I define a model, and use model.to(DEVICE) assign to GPU. but i always get errors below:

RuntimeError: Input type (torch.cuda.FloatTensor) and weight type (torch.FloatTensor) should be the same

This is my codes:
class BranchNet(nn.Module):
def init(self, dropout=DROPOUT, num_classes=NUM_CLASSES):
super(BranchNet, self).init()

DEVICE = torch.device(“cuda:2”)

model = BranchNet(dropout=dropout, num_classes=NUM_CLASSES)
model = model.to(DEVICE)
image = image.to(DEVICE)
label = label.to(DEVICE)

(Alban D) #2

Hi,

The error is most likely not with the .to() op. It’s just that cuda is asynchronous and so errors will point to the wrong line. Run with CUDA_LAUNCH_BLOCKING=1 to make sure the error points to the right line.

1 Like
(balamurali) #3

As far as I can see. This is nothing to do with to() method. In general, pytorch expects both the model and the input data to be of the same data type i.e float in our case.

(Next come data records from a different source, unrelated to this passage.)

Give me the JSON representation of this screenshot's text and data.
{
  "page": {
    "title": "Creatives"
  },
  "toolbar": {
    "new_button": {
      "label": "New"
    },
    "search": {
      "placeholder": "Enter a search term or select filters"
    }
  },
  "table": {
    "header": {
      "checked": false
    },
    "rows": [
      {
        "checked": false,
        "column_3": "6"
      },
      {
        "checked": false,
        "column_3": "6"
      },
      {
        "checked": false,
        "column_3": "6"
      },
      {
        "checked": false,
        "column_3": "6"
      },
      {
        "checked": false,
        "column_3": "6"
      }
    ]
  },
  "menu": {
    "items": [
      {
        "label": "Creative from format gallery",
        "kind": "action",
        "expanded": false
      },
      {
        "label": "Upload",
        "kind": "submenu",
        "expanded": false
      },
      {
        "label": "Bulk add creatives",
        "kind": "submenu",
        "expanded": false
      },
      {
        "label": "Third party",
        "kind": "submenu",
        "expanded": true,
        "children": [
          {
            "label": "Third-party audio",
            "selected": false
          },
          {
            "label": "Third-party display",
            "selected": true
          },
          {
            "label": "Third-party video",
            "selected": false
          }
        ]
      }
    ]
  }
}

And if you are using GPU both the model weight and the input should be moved to gpu. Else the error mentioned will occur. As the first step check for the architecture class.

(WenBin Yan) #4

Thank you!

CUDA_LAUNCH_BLOCKING is a ENV VARIABLE ?

(WenBin Yan) #5

I have moved sample and model to same device already.

(Simon Wang) #6

you likely did something wrong in your module code, e.g., not properly register parts as submodules.

@albanD CUDA is async, but out-of-kernel checks are not, since they are done without looking at the data contained. So CUDA_LAUNCH_BLOCKING won’t change things.

(Alban D) #7

Ho right I read it too fast :confused:
Which line exactly causes the issue? I should help you know which module is to blame as simon said.